Buccs still searching for a win after Trinity defeat

Buccaneers fullback Alan Gaughan brushes off the tackle of Dublin University's Tommy Whittle

Buccaneers fullback Alan Gaughan brushes off the tackle of Dublin University's Tommy Whittle

It is not getting any easier for Buccaneers as they travel to second placed Terenure College for Saturday’s Ulster Bank League Division 1A joust at Lakelands, kick off 2.30pm.

Terenure have made a very impressive start to the season, last Friday night’s floodlit defeat at Clontarf being their first setback of the new campaign. That loss also knocked the Dubliners off the top of the league table, which is now headed by Lansdowne.

James Blaney’s side regrouped after struggling somewhat last season and appear to have recruited smartly. They look very strong in the front row where captain Robbie Smyth is propped by Oisin Heffernan and South African Schalk Jooste, with Georgian Giorgi Turabelidze another option there. There is a cosmopolitan flavour to the metropolitans, with New Zealander Tim Schmidt (son of Ireland coach Joe ) and American Kalei Konrad challenging for places in their backline, where outhalf Mark O’Neill is their key performer.

As well as being a top class placekicker, O’Neill is well capable of scoring tries in addition to directing operations for Nure. Winger Sam Coghlan-Murray is another threat in the backline, while lock Alex Thompson and flanker Niall Lalor will ask questions of Buccs in the forwards exchanges.

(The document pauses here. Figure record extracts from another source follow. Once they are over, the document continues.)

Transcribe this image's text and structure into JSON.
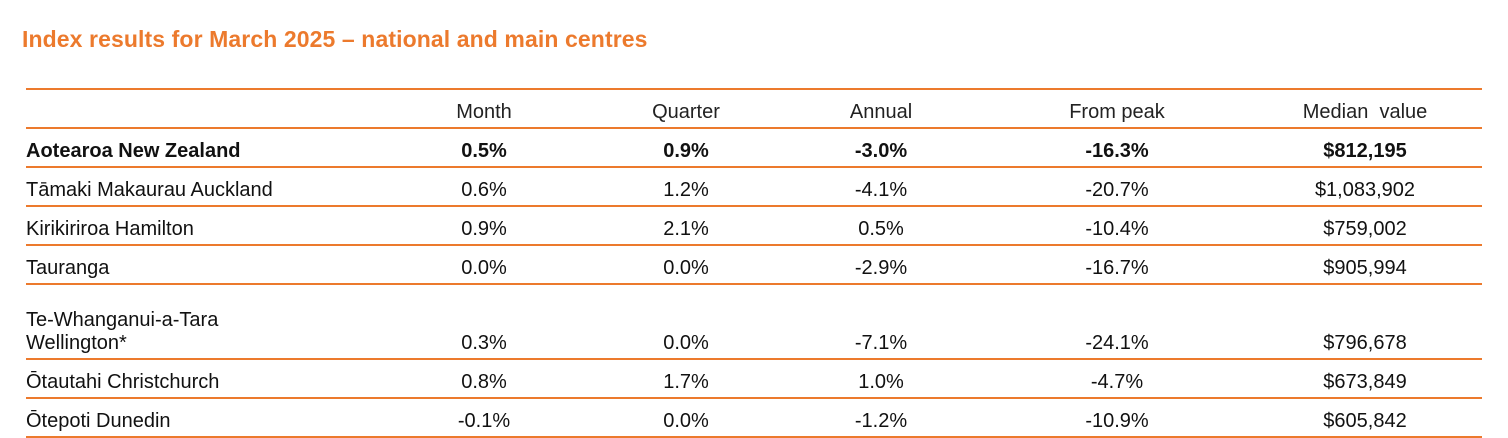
{
  "title": "Index results for March 2025 – national and main centres",
  "columns": [
    "",
    "Month",
    "Quarter",
    "Annual",
    "From peak",
    "Median  value"
  ],
  "rows": [
    {
      "region": "Aotearoa New Zealand",
      "month": "0.5%",
      "quarter": "0.9%",
      "annual": "-3.0%",
      "from_peak": "-16.3%",
      "median": "$812,195",
      "bold": true
    },
    {
      "region": "Tāmaki Makaurau Auckland",
      "month": "0.6%",
      "quarter": "1.2%",
      "annual": "-4.1%",
      "from_peak": "-20.7%",
      "median": "$1,083,902"
    },
    {
      "region": "Kirikiriroa Hamilton",
      "month": "0.9%",
      "quarter": "2.1%",
      "annual": "0.5%",
      "from_peak": "-10.4%",
      "median": "$759,002"
    },
    {
      "region": "Tauranga",
      "month": "0.0%",
      "quarter": "0.0%",
      "annual": "-2.9%",
      "from_peak": "-16.7%",
      "median": "$905,994"
    },
    {
      "region": "Te-Whanganui-a-Tara",
      "region_line2": "Wellington*",
      "month": "0.3%",
      "quarter": "0.0%",
      "annual": "-7.1%",
      "from_peak": "-24.1%",
      "median": "$796,678"
    },
    {
      "region": "Ōtautahi Christchurch",
      "month": "0.8%",
      "quarter": "1.7%",
      "annual": "1.0%",
      "from_peak": "-4.7%",
      "median": "$673,849"
    },
    {
      "region": "Ōtepoti Dunedin",
      "month": "-0.1%",
      "quarter": "0.0%",
      "annual": "-1.2%",
      "from_peak": "-10.9%",
      "median": "$605,842"
    }
  ],
  "colors": {
    "accent": "#ec7a2d",
    "text": "#111111"
  }
}
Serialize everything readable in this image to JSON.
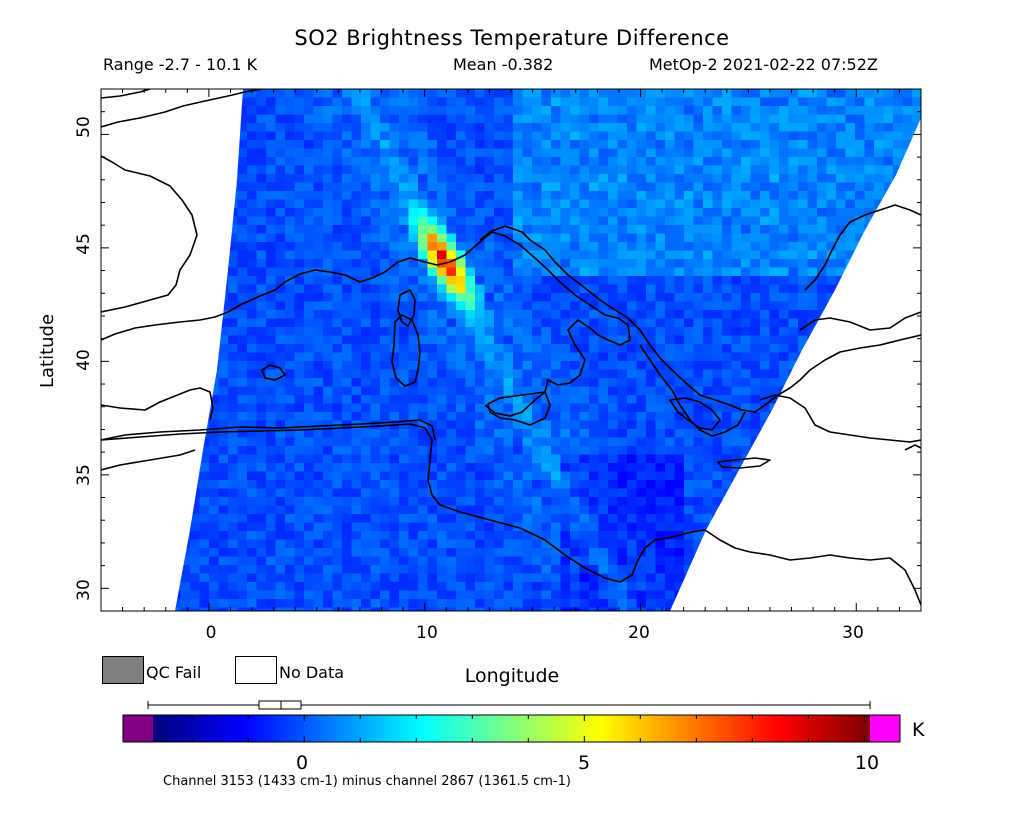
{
  "header": {
    "title": "SO2 Brightness Temperature Difference",
    "range": "Range -2.7 - 10.1 K",
    "mean": "Mean -0.382",
    "satellite_time": "MetOp-2 2021-02-22 07:52Z"
  },
  "map": {
    "lon_range": [
      -5,
      33
    ],
    "lat_range": [
      29,
      52
    ],
    "x_ticks": [
      "0",
      "10",
      "20",
      "30"
    ],
    "y_ticks": [
      "30",
      "35",
      "40",
      "45",
      "50"
    ],
    "x_label": "Longitude",
    "y_label": "Latitude",
    "plume": {
      "peak_value_k": 10.1,
      "peak_lon": 10.7,
      "peak_lat": 44.6
    }
  },
  "legend": {
    "qc_fail": "QC Fail",
    "no_data": "No Data",
    "qc_color": "#7f7f7f",
    "no_data_color": "#ffffff"
  },
  "colorbar": {
    "min": -2.7,
    "max": 10.1,
    "ticks": [
      "0",
      "5",
      "10"
    ],
    "unit": "K",
    "under_color": "#800080",
    "over_color": "#ff00ff",
    "colormap": "jet"
  },
  "footnote": "Channel 3153 (1433 cm-1) minus channel 2867 (1361.5 cm-1)"
}
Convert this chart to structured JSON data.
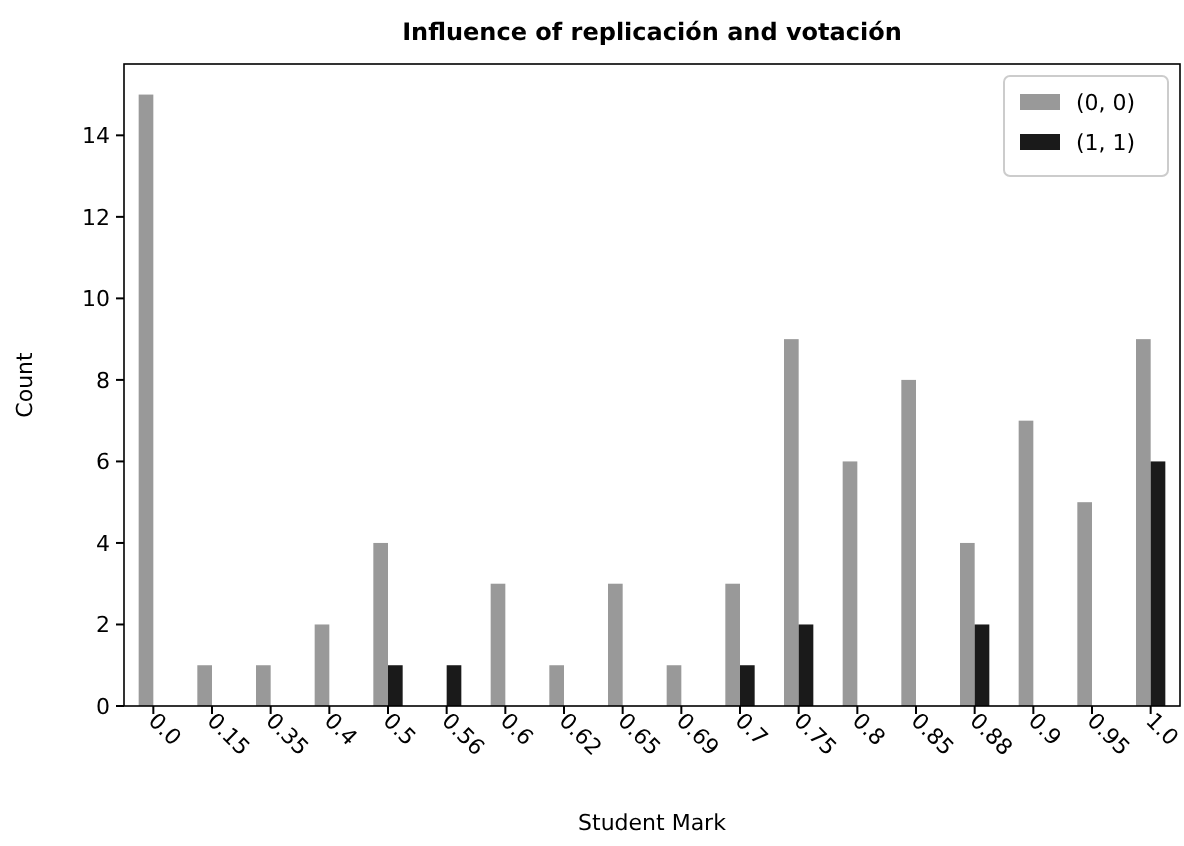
{
  "chart_data": {
    "type": "bar",
    "title": "Influence of replicación and votación",
    "xlabel": "Student Mark",
    "ylabel": "Count",
    "categories": [
      "0.0",
      "0.15",
      "0.35",
      "0.4",
      "0.5",
      "0.56",
      "0.6",
      "0.62",
      "0.65",
      "0.69",
      "0.7",
      "0.75",
      "0.8",
      "0.85",
      "0.88",
      "0.9",
      "0.95",
      "1.0"
    ],
    "series": [
      {
        "name": "(0, 0)",
        "color": "#999999",
        "values": [
          15,
          1,
          1,
          2,
          4,
          null,
          3,
          1,
          3,
          1,
          3,
          9,
          6,
          8,
          4,
          7,
          5,
          9
        ]
      },
      {
        "name": "(1, 1)",
        "color": "#1a1a1a",
        "values": [
          null,
          null,
          null,
          null,
          1,
          1,
          null,
          null,
          null,
          null,
          1,
          2,
          null,
          null,
          2,
          null,
          null,
          6
        ]
      }
    ],
    "ylim": [
      0,
      15.75
    ],
    "yticks": [
      0,
      2,
      4,
      6,
      8,
      10,
      12,
      14
    ],
    "legend": "top right"
  }
}
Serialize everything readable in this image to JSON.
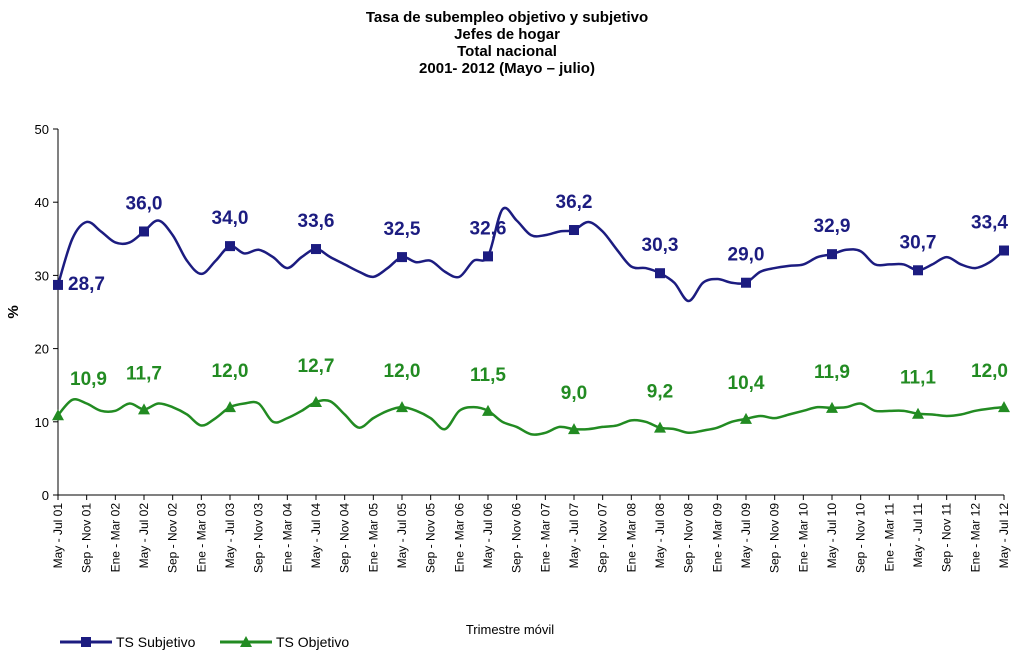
{
  "chart_data": {
    "type": "line",
    "title": "Tasa de subempleo objetivo y subjetivo",
    "subtitle": [
      "Jefes de hogar",
      "Total nacional",
      "2001- 2012 (Mayo – julio)"
    ],
    "x_label": "Trimestre móvil",
    "y_label": "%",
    "categories": [
      "May - Jul 01",
      null,
      "Sep - Nov 01",
      null,
      "Ene - Mar 02",
      null,
      "May - Jul 02",
      null,
      "Sep - Nov 02",
      null,
      "Ene - Mar 03",
      null,
      "May - Jul 03",
      null,
      "Sep - Nov 03",
      null,
      "Ene - Mar 04",
      null,
      "May - Jul 04",
      null,
      "Sep - Nov 04",
      null,
      "Ene - Mar 05",
      null,
      "May - Jul 05",
      null,
      "Sep - Nov 05",
      null,
      "Ene - Mar 06",
      null,
      "May - Jul 06",
      null,
      "Sep - Nov 06",
      null,
      "Ene - Mar 07",
      null,
      "May - Jul 07",
      null,
      "Sep - Nov 07",
      null,
      "Ene - Mar 08",
      null,
      "May - Jul 08",
      null,
      "Sep - Nov 08",
      null,
      "Ene - Mar 09",
      null,
      "May - Jul 09",
      null,
      "Sep - Nov 09",
      null,
      "Ene - Mar 10",
      null,
      "May - Jul 10",
      null,
      "Sep - Nov 10",
      null,
      "Ene - Mar 11",
      null,
      "May - Jul 11",
      null,
      "Sep - Nov 11",
      null,
      "Ene - Mar 12",
      null,
      "May - Jul 12"
    ],
    "series": [
      {
        "name": "TS Subjetivo",
        "color": "#1c1c80",
        "marker": "square",
        "values": [
          28.7,
          35,
          37.3,
          36,
          34.5,
          34.5,
          36.0,
          37.5,
          35.5,
          32,
          30.2,
          32,
          34.0,
          33,
          33.5,
          32.5,
          31,
          32.5,
          33.6,
          32.5,
          31.5,
          30.5,
          29.8,
          31,
          32.5,
          31.8,
          32,
          30.5,
          29.8,
          32,
          32.6,
          39,
          37.5,
          35.5,
          35.5,
          36,
          36.2,
          37.3,
          36,
          33.5,
          31.2,
          31,
          30.3,
          29,
          26.5,
          29,
          29.5,
          29,
          29.0,
          30.5,
          31,
          31.3,
          31.5,
          32.5,
          32.9,
          33.5,
          33.3,
          31.5,
          31.5,
          31.5,
          30.7,
          31.5,
          32.5,
          31.5,
          31,
          31.8,
          33.4
        ],
        "value_labels": [
          "28,7",
          null,
          null,
          null,
          null,
          null,
          "36,0",
          null,
          null,
          null,
          null,
          null,
          "34,0",
          null,
          null,
          null,
          null,
          null,
          "33,6",
          null,
          null,
          null,
          null,
          null,
          "32,5",
          null,
          null,
          null,
          null,
          null,
          "32,6",
          null,
          null,
          null,
          null,
          null,
          "36,2",
          null,
          null,
          null,
          null,
          null,
          "30,3",
          null,
          null,
          null,
          null,
          null,
          "29,0",
          null,
          null,
          null,
          null,
          null,
          "32,9",
          null,
          null,
          null,
          null,
          null,
          "30,7",
          null,
          null,
          null,
          null,
          null,
          "33,4"
        ]
      },
      {
        "name": "TS Objetivo",
        "color": "#228b22",
        "marker": "triangle",
        "values": [
          10.9,
          13,
          12.5,
          11.5,
          11.5,
          12.5,
          11.7,
          12.5,
          12,
          11,
          9.5,
          10.5,
          12.0,
          12.5,
          12.5,
          10,
          10.5,
          11.5,
          12.7,
          12.8,
          11,
          9.2,
          10.5,
          11.5,
          12.0,
          11.5,
          10.5,
          9,
          11.5,
          12,
          11.5,
          10,
          9.3,
          8.3,
          8.5,
          9.3,
          9.0,
          9,
          9.3,
          9.5,
          10.2,
          10,
          9.2,
          9,
          8.5,
          8.8,
          9.2,
          10,
          10.4,
          10.8,
          10.5,
          11,
          11.5,
          12,
          11.9,
          12,
          12.5,
          11.5,
          11.5,
          11.5,
          11.1,
          11,
          10.8,
          11,
          11.5,
          11.8,
          12.0
        ],
        "value_labels": [
          "10,9",
          null,
          null,
          null,
          null,
          null,
          "11,7",
          null,
          null,
          null,
          null,
          null,
          "12,0",
          null,
          null,
          null,
          null,
          null,
          "12,7",
          null,
          null,
          null,
          null,
          null,
          "12,0",
          null,
          null,
          null,
          null,
          null,
          "11,5",
          null,
          null,
          null,
          null,
          null,
          "9,0",
          null,
          null,
          null,
          null,
          null,
          "9,2",
          null,
          null,
          null,
          null,
          null,
          "10,4",
          null,
          null,
          null,
          null,
          null,
          "11,9",
          null,
          null,
          null,
          null,
          null,
          "11,1",
          null,
          null,
          null,
          null,
          null,
          "12,0"
        ]
      }
    ],
    "ylim": [
      0,
      50
    ],
    "yticks": [
      0,
      10,
      20,
      30,
      40,
      50
    ],
    "grid": false,
    "smooth": true,
    "legend": "bottom-left"
  }
}
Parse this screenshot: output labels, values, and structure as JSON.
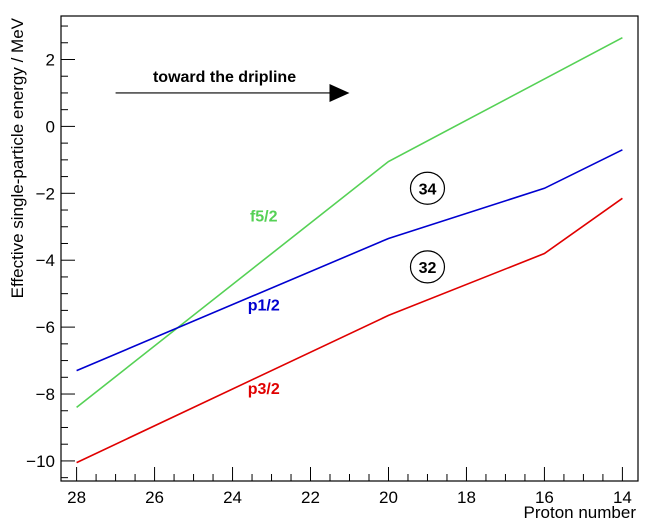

This match will mark the completion of the first third of the league, and Buccaneers will be looking for a swift change of fortunes for the better. However, with their lengthy list of absentees this looks a really difficult assignment for what is a relatively inexperienced and lightweight Pirates crew.

Buccs suffered their fifth successive defeat when losing 30-14 to Dublin University in their Ulster Bank League encounter at Dubarry Park, Athlone on Saturday. The Midlanders are finding life in Division 1A extremely unrelenting and their cause is not being helped by a growing list of injuries, particularly to experienced and stronger personnel. Cian Romaine and Jordan Conroy were two other influential absentees for this match, and both are ruled out for next week’s game also.

With the Pirates resources severely stretched, two great club stalwarts were called upon for this tie, with Alex Hayman coming in to shore up the centre and Kolo Kiripati on the bench, as Buccs were forced to make further changes to their side, Paul Boyle being their latest in the treatment bay.

Trinity made five changes from the side that surprised Young Munster last time out. German international Seb Fromm returned in the centre, with Evan Dixon and Hugh Connor starting on the wings. Jack Dunne resumed at lock while Patrick Finlay, who impressed immensely at Greenfields when introduced as a substitute, was preferred at hooker.

Initially, Buccs dealt the early flurries before gaining a foothold inside the visitors 22, but could not breach Trinity’s cover. Luke Carty opened the scoring with a 14th minute penalty. Tommy Whittle levelled the scores with a 31st minute penalty and Dublin University edged ahead three minutes before the break when careless defending caught the hosts offside and Whittle duly converted this soft placekick to leave Buccs trailing 6-3 at the interval.

Kiripati replaced Ronan Farrell, who had put in a huge effort, after the break. Buccs dominated the third quarter and regained the lead following Carty penalties after 45 and 48 minutes, both conceded on virtually the same spot on the pitch. The Athlone side continued to press forward, but had a let off on the hour mark when O’Connor did extremely well to bring Connors break to a halt. Shortly afterwards, O’Connor was again unlucky when chasing his own clearance as Trinity were caught out.

The pivotal point of the game arrived on 68 minutes when referee Mark Patton awarded a penalty try to the visitors for a knock-on. This flummoxed Buccaneers and before they could recover Michael Silvester fastened onto to James Fennelly’s pinpoint chip to race in for a try, which substitute Fennelly converted.

Suddenly the momentum had swung decisively in favour of Trinity, now 20-9 ahead, but Buccs responded swiftly as the game produced a third try in six minutes. Following a penalty kicked to touch on the right, the Athlone side got their lineout and maul working effectively and patiently, with the formidable Claffey applying the finishing touch for an unconverted try to raise home hopes.

Four minutes later the impressive Fennelly made it a two-score game with a Dublin University penalty. Alan Gaughan and Evan Galvin both had half chances as they battled to the bitter end, but Ireland U20 Silvester’s second try in the closing moments ensured that Buccs again got no reward for their endeavours. Fennelly’s conversion completed the 30-14 scoreline in favour of the visitors, for whom hooker Finlay was the outstanding performer, and flyhalf Fennelly made a significant impact following his introduction.